What's worse, it was unnecessary for the president to publicly renounce U.S. policy. After all, the Egyptians, Palestinians, Jordanians, Saudis and Syrians -- indeed the entire Arab world -- recognize the reality of any solution to the conflict between Israelis and Palestinians: Israel is likely to retain a number of settlements in the West Bank including Maale Adumim, the Gush Etzion block and others that abut the Green Line. Moreover, Palestinian refugees will not be permitted to return to the lands they lost during Israel's creation.
The administration and its Israeli partners are under the impression that Washington's public recognition of this eventual reality will permit more pragmatic Palestinian leaders to emerge. This betrays a fundamental misunderstanding of both the cultural sensitivities of the Palestinians, who are likely to resist what they regard as American and Israeli dictates, and Arab political dynamics. In the current climate of anti-Americanism, in which extremists frame the terms of debate in the Arab media, there is little reason to believe that any Palestinian leadership would or even could submit to a Washington-blessed Israeli plan to deny what the Palestinians regard as their historic and just claims. These mythic leaders would have no credibility or legitimacy in Palestinian and Arab eyes. Rather than encouraging a more forthcoming Palestinian position, the administration's coordination with the Israelis is likely to make it more difficult to draw the Palestinians into negotiations. From their perspective, there is now nothing left to negotiate.
The administration's approach to Arab-Israeli peace brings the larger and more fundamental problem of current U.S. Middle East policy into sharp relief: lack of credibility. The yawning gap between the principles that ostensibly guide the United States in the world -- freedom, justice, decency and national self-determination -- and objective reality produces outrage among Arabs. The recent revelations of the abuse of Iraqi prisoners in the Abu Ghraib prison further reinforce the image of the United States not as a liberator, but as yet another repressive colonial power.
The president's "forward strategy of freedom in the Middle East" is an empty phrase so long as U.S. Army reservists, intelligence officers and private contractors are emulating the practices of Saddam's sadistic intelligence organizations. The words of editorial writers in the May 4 edition of the Jordanian daily Al-Arab Al-Yom are particularly revealing: "In the minds of Arab citizens, Abu Ghraib's pictures exactly match the ugly image of America, the occupier and the invader.

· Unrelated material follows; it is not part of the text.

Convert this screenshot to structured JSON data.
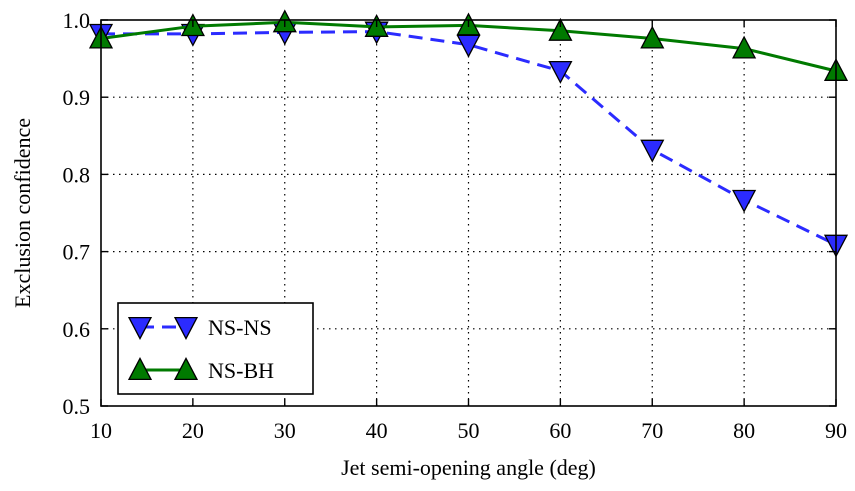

All this talk by America of democracy and a greater Middle East is being exposed as a lie."
At least the abuse of Iraqi prisoners does not seem to be an administration policy. Far more worrying is the situation in Fallujah, where the security environment has deteriorated to such a degree that the CPA is engaged in a search for an acceptable Iraqi general to assume control of the city. In a moment of clarity, U.S. officials determined that Jassim Mohammed Saleh -- a senior officer in Saddam's Republican Guard -- was not, after all, an appropriate choice to rule the troubled city. The CPA and Central Command have settled on a former intelligence officer and reported opponent of Saddam, Mohammed Latif, to take over security operations in Fallujah. Regardless of Latif's profile, however, the decision to place a former Iraqi military officer in charge is a further blow to American credibility. Fallujah can be seen as a microcosm of all that has gone wrong in Iraq.
For all the talk of Iraq as a model of Arab democracy that will ultimately sweep away other authoritarian regimes in the region, at a moment of crisis the Bush administration has fallen back on a tried-and-true method of establishing order in the Arab world -- i.e., support for the military strongman.
Given this turn of events, it does not seem beyond the realm of possibility that as the security situation in Iraq continues to deteriorate, the United States would seek to place an additional Iraqi general in charge, but this time in Baghdad. Rather than be a model for the region, Iraq would take a place alongside other military-dominated regimes of the region like Egypt, Algeria and Syria. And with this outcome, everything that the Arab world has been saying all along about U.S. intentions and credibility would be confirmed. The false assumptions that guided the Bush administration into Iraq have clearly come back to haunt it. Indeed, it is fair to say that the neocons have been mugged by the reality of Arab politics.